Swiss seek compromise amid ‘lack of will’ at climate talks

The Swiss “office” at COP25

This year, the signal from the scientific community has been loud and clear on climate change: something needs to be done, and soon. But leadership at the United Nations’ annual climate conference appears less clear-cut, and the head of the Swiss delegation is frustrated by hesitation to move ahead.  

This content was published on December 10, 2019 minutes
Paula Dupraz-Dobias in Madrid

At the vast congress center in the outskirts of the Spanish capital where this year’s UN climate talks are taking place, protesters from around the world, including youth groups and indigenous people, angrily express their frustrations with the official international process now in its 25th year. 

Most countries represented at the talks agree that their national pledges to curb emissions must be improved. Now, the official focus is to reach consensus over carbon markets and how to support countries harmed by climate change. 

Continuous questioning 

As the second week of COP25 got underway, Switzerland’s chief negotiator at the talks, Franz Perrez, said that time is running out to clarify these issues. As in previous talks, he thinks some countries may be attempting to delay decision-making time. 

“What hits me once again is the lack of will to continue work on what was agreed upon beforehand, and to continuously question what was already decided,” said Perrez, who has led the Swiss delegation since 2010. 

Perrez said that several countries, particularly those who have been reluctant to cut emissions, have called for “workshops” to allow more in-depth discussion on issues including so-called response measures taken when countering climate change may have adverse impacts on a nation. For example, Saudi Arabia has long pushed for recognition that oil-producing countries should be compensated for decreased fuel sales. 

Carbon credit compromise 

For its part, Switzerland has been eager to establish clear directives on the use of carbon credits which allow countries to buy into emissions-cutting projects elsewhere to offset their own carbon output. Specifically, the Swiss delegation wants to avoid the double-counting of such credits and does not want those agreed under earlier schemes to be carried over after 2020. Some countries such as Brazil, whose president Jair Bolsonaro denies the existence of climate change, have remained firm in rejecting such proposals. 
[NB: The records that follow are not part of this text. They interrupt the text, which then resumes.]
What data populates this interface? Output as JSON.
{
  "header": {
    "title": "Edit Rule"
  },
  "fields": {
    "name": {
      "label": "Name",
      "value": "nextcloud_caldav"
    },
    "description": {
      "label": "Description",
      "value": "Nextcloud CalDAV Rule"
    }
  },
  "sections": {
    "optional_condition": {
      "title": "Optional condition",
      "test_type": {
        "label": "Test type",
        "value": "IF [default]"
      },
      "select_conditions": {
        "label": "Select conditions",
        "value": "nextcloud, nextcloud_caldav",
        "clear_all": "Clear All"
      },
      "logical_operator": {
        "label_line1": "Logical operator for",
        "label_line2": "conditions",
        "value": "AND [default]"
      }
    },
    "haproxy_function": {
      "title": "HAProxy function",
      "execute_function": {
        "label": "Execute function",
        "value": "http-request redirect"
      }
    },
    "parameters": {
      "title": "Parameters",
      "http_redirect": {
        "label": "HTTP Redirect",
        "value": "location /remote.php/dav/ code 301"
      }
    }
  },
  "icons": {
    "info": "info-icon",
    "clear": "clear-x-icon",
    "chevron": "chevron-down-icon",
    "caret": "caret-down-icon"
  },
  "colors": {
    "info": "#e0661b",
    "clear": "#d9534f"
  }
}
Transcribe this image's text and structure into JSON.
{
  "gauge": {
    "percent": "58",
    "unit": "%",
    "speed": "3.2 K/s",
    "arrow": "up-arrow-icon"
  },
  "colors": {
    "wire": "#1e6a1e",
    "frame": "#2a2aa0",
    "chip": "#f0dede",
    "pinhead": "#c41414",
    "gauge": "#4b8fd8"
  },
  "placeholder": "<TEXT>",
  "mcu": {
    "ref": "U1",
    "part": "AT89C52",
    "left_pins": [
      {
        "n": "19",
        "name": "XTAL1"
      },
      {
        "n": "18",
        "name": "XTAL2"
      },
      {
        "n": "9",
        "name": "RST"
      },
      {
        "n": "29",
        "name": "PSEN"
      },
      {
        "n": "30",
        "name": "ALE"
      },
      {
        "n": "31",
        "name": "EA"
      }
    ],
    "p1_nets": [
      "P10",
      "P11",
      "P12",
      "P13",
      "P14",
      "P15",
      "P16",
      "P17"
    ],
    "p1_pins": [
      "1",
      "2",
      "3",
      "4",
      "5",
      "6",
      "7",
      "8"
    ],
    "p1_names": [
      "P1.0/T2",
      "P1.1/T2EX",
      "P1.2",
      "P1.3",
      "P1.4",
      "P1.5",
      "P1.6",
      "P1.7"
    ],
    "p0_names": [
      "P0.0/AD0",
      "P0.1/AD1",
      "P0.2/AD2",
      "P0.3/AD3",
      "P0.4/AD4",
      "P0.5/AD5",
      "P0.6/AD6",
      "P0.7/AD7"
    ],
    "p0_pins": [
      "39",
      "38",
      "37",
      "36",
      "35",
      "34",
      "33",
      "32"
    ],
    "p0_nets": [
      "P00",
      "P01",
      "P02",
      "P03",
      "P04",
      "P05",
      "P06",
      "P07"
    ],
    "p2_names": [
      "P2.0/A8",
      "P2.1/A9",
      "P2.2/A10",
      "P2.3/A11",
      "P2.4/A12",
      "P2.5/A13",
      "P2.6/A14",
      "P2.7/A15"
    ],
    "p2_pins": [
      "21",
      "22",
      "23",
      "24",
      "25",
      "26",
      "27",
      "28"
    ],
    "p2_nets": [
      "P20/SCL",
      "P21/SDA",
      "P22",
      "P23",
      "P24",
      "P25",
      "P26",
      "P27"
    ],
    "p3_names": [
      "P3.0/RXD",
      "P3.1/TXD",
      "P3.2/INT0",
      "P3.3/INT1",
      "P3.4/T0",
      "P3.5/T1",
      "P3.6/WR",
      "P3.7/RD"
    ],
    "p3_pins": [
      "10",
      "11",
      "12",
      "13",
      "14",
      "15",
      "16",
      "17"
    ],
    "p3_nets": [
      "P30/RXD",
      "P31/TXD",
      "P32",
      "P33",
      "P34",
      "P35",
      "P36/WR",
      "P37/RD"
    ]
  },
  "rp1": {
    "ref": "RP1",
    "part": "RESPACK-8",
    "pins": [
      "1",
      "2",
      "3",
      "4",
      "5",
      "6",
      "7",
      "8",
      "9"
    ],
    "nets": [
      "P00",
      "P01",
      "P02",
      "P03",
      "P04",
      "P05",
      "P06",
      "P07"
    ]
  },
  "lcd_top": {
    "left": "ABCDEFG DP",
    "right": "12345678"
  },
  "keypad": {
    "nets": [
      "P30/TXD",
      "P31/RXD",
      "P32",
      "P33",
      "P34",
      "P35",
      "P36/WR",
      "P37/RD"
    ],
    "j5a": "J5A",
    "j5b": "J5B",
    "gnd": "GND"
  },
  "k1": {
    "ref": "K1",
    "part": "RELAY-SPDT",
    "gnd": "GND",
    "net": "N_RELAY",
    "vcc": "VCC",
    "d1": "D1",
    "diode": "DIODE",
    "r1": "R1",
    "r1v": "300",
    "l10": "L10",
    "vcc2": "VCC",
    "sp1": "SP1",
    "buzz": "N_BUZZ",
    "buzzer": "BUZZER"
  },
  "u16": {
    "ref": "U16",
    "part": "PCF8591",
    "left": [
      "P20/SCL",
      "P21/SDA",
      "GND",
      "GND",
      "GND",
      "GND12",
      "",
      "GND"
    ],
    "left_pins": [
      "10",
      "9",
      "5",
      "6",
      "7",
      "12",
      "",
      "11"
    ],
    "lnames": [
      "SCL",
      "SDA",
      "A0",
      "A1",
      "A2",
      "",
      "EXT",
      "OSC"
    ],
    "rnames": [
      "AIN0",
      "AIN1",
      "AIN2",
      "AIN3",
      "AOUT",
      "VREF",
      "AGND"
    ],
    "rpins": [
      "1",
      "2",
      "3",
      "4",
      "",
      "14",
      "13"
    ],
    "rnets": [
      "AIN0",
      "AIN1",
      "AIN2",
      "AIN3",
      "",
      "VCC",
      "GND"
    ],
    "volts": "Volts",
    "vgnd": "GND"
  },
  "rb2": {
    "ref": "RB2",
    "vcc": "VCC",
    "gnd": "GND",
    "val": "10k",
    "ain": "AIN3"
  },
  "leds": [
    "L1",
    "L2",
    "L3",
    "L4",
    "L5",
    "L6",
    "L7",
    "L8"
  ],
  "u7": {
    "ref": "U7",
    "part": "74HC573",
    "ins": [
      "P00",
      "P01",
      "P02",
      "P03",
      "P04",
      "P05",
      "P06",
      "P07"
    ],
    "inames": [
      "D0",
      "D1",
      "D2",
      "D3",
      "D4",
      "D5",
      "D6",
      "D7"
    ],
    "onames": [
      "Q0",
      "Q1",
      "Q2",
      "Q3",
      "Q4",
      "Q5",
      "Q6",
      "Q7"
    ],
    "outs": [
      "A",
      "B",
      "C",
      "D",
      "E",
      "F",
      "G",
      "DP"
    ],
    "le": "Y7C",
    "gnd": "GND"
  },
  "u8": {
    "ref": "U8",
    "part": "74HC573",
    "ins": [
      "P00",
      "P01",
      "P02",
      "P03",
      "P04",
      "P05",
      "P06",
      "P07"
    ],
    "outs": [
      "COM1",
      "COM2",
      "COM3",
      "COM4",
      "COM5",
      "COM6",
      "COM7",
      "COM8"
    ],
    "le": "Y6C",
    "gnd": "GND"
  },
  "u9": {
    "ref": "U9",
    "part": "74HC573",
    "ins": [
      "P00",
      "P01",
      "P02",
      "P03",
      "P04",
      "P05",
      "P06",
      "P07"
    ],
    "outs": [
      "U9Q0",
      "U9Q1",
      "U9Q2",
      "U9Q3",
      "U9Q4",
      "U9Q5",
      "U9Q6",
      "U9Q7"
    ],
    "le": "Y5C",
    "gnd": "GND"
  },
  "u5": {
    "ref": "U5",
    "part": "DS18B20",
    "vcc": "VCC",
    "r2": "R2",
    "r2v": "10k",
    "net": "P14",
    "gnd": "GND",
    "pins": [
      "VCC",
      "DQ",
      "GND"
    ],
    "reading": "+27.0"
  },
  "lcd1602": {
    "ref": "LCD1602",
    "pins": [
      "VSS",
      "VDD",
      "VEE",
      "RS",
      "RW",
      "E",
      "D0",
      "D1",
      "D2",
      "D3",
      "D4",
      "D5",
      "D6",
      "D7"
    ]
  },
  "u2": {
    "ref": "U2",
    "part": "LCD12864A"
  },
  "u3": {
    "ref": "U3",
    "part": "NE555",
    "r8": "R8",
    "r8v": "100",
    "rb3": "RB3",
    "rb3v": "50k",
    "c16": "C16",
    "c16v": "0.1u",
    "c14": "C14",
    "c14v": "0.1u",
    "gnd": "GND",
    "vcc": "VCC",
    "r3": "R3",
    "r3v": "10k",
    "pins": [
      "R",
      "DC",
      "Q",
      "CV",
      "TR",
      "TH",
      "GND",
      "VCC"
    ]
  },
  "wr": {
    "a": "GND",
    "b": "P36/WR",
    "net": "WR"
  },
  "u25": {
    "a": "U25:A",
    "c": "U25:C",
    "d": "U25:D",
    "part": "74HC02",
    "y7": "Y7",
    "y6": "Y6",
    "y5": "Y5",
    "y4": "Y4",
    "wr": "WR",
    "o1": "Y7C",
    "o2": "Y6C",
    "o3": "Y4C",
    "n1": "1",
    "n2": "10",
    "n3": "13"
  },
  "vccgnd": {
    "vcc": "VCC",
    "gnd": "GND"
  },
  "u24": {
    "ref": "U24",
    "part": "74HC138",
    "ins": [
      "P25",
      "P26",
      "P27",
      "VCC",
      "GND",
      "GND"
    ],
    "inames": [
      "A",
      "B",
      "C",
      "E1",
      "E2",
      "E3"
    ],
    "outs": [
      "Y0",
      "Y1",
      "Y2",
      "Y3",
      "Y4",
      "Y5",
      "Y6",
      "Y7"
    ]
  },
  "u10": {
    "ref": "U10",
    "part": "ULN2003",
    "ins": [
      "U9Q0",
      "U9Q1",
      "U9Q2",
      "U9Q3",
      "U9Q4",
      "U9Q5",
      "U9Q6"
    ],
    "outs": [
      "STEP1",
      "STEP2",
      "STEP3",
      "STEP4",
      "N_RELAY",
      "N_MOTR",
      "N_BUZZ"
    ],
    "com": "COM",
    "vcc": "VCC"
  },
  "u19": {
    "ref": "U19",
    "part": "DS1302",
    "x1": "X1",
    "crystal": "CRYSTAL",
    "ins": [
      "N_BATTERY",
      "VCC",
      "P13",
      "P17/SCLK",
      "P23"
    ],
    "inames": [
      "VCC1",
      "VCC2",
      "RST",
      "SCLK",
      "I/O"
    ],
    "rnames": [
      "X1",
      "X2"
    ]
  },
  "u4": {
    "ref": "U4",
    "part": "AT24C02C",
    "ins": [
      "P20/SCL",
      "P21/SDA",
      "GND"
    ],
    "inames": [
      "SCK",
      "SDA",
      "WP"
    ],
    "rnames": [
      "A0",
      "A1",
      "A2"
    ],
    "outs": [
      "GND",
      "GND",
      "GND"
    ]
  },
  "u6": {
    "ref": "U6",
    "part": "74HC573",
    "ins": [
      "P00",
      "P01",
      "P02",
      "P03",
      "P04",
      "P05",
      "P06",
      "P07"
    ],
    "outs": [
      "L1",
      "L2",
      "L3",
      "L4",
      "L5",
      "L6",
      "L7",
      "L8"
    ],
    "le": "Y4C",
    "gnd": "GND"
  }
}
“Switzerland is trying hard to find a good compromise,” Perrez said. But he insisted that it was important that an agreement not fall below a “certain threshold”. 

Compared to earlier climate summits, transparency has been more of an issue in Madrid. Delegates are coming up with a method for countries to report on how their climate change reduction efforts are taking shape at home and abroad. One chart would present emissions reductions, while another would show how funds are spent. It’s part of a “comprehensive approach” to try to achieve “full trust in the system,” said Lydie-Line Paroz, senior policy advisor at the Swiss environment ministry and deputy head of the Swiss delegation. 

“It will be long night,” Perrez said as he returned to talks together with Paroz, hoping to turn the page on some of the issues needing to be finalised. 

Finance ministries at the table 

Meanwhile, Daniela Stoffel, Switzerland’s state secretary for international finance, met with representatives of other finance ministries in Madrid as part of a newly formed coalition.External link She presented the panel with concerns for the finance sector, such as the fact that prices should be set for environmental and climate risks within the insurance sector. Additionally, she noted that current pension funds for people who will retire in 2050, many of which are investing in fossil fuels, will not be compatible in thirty years by which time Switzerland has committed to become a carbon-free economy. 

The state secretary also pointed that climate-related risk needed to be taken into consideration, or “priced in”, to assure the stability of financial markets. Lessons learned from the 2008 financial crisis of institutions being “too big to fail” had made such concerns relevant. 

“Ministries of finance and financial regulators have a responsibility,” said Stefan Marco Schwager, climate finance advisor to the Swiss delegation, who accompanied Stoffel to the panel. “It is not altruism. If we don’t fix [the climate crisis], everything goes down the drain, including central bank assets.” 

Calls for solidarity 

Not everyone is satisfied with the role Switzerland has played so far in the talks. 

“We want countries like Switzerland to speak a lot more about what people are facing on the ground. On the issue of loss and damage it has not been very proactive,” said Harjeet Singh, global lead on climate change for the NGO ActionAid. 

“There needs to be solidarity in the system. Poor people in developing countries did not create this crisis.” 

Hot topic: carbon credit distribution 

How should carbon credits be used over time? Under the Paris Agreement, signatories can purchase carbon credits that allow them to emit a certain amount of carbon into the atmosphere over a 10-year period. Switzerland opposes allowing those signatories to use all the credits they may have purchased at once, for instance in the final year of the agreement, 2030. South Korea, one of Switzerland’s negotiating partners in the Environmental Integrity GroupExternal link, has for example said it would like to be able to use its credits in the final year.